En ce qui concerne les effets du jeûne sur le développement des cancers, l’Institut national du cancer (INCa) a publié en 2017 un document qui synthétise les connaissances actuelles. Selon l’INCa, les études sur le sujet ne permettent pas de conclure à l’intérêt du jeûne en prévention ou en traitement des cancers. Chez les patients atteints de cancer, la perte de poids et de masse musculaire observée lors de jeûne n’est pas favorable à l’évolution de la maladie.
L’impact du jeûne sur le développement de certaines maladies comme le diabète de type 2, la maladie d’Alzheimer ou celle de Parkinson, par exemple, n’a fait l’objet d’aucune étude convaincante chez l’homme.
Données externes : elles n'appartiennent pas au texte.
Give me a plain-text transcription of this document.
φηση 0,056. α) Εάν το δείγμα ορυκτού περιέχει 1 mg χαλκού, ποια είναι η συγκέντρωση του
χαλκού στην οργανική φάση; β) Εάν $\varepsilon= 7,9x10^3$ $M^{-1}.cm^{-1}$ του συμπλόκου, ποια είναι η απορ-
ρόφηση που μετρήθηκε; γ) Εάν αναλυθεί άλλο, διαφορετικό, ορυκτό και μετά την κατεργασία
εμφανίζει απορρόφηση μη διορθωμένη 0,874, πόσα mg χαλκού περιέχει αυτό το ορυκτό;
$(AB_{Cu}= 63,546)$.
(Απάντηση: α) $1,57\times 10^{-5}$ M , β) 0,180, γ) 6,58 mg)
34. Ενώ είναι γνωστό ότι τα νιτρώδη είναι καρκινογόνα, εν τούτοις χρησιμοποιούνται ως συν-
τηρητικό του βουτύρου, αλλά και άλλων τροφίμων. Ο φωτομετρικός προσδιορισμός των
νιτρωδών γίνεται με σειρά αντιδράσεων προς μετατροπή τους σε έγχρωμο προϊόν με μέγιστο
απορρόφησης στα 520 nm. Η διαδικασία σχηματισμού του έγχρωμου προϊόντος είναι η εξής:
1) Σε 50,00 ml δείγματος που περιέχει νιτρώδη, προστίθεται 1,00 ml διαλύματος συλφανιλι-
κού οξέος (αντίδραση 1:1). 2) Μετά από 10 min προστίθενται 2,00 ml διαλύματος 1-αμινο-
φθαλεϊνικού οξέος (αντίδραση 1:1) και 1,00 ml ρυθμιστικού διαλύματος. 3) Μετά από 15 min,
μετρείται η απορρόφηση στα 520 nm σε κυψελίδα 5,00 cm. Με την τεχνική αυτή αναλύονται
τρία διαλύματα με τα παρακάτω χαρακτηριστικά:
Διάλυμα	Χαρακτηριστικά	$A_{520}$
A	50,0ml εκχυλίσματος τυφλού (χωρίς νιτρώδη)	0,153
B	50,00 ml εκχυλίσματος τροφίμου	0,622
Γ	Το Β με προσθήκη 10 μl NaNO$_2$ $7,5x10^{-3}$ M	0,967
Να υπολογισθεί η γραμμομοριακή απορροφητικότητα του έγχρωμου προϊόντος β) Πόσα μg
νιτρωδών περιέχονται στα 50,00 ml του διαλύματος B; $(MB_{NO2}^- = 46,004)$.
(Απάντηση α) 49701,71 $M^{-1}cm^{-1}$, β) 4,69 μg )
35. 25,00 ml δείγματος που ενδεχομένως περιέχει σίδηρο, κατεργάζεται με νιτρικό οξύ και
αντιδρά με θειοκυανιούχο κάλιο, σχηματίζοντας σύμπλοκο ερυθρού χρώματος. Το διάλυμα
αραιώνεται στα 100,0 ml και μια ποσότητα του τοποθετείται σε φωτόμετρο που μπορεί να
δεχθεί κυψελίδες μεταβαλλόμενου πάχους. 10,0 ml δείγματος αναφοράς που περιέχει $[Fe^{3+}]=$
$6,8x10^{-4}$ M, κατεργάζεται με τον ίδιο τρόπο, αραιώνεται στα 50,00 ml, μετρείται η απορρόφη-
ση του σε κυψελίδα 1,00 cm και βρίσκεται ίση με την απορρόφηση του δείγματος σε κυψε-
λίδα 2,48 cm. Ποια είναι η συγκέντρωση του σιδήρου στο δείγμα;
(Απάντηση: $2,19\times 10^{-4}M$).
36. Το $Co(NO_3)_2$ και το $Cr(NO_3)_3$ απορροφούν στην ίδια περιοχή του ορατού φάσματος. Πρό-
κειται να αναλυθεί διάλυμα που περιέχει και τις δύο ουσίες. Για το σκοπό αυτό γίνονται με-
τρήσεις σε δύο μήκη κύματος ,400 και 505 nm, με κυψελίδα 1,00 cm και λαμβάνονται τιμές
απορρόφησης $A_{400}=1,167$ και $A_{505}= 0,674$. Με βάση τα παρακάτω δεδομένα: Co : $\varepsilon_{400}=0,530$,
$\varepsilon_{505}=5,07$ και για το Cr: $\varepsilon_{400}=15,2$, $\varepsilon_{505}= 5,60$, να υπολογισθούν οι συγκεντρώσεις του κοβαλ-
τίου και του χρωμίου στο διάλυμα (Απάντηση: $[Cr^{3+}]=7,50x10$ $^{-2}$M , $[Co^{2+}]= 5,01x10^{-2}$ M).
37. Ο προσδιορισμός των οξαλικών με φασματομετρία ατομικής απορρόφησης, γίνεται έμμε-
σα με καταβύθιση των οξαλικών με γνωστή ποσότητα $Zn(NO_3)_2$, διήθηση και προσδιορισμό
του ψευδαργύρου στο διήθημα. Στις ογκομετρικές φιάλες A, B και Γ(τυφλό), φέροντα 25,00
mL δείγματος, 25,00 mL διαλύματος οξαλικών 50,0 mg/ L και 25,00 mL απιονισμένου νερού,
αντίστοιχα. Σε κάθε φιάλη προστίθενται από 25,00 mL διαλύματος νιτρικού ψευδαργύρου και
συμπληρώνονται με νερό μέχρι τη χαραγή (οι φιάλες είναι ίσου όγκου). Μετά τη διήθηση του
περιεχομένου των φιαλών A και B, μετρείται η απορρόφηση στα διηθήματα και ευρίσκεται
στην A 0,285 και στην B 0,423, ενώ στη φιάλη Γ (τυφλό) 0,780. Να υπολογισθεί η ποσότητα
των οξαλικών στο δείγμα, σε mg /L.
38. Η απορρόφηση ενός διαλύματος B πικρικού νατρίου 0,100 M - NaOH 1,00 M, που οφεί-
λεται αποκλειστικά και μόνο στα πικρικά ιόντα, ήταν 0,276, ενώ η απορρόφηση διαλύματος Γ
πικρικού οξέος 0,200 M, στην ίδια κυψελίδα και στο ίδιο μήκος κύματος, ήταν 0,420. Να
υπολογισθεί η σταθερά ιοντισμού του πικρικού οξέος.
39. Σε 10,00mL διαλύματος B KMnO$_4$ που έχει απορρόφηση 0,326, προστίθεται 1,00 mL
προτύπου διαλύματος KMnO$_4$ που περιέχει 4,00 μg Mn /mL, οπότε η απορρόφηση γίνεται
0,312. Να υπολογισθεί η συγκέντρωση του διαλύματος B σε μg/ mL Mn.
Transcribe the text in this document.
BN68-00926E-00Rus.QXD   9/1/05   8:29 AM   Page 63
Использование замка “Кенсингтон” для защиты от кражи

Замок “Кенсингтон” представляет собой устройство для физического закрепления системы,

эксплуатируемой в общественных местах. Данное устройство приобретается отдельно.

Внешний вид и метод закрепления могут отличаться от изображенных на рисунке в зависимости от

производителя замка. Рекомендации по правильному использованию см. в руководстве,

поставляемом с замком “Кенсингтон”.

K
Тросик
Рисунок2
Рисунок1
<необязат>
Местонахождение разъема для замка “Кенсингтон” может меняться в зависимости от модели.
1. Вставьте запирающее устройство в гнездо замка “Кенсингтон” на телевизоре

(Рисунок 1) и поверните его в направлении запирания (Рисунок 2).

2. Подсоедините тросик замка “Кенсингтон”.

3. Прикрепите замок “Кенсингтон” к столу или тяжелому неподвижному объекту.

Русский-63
Pour conclure, la plupart des articles scientifiques sur les différents types de jeûne s’accordent à dire que nous manquons d’études bien menées sur ce sujet chez l’homme, car s’il existe des signes pointant vers de possibles bénéfices, rien ne permet de l’affirmer de manière certaine. Dans tous les cas, la pratique d’un jeûne occasionnel devrait se faire sous contrôle médical et respecter les recommandations en termes d’équilibre alimentaire.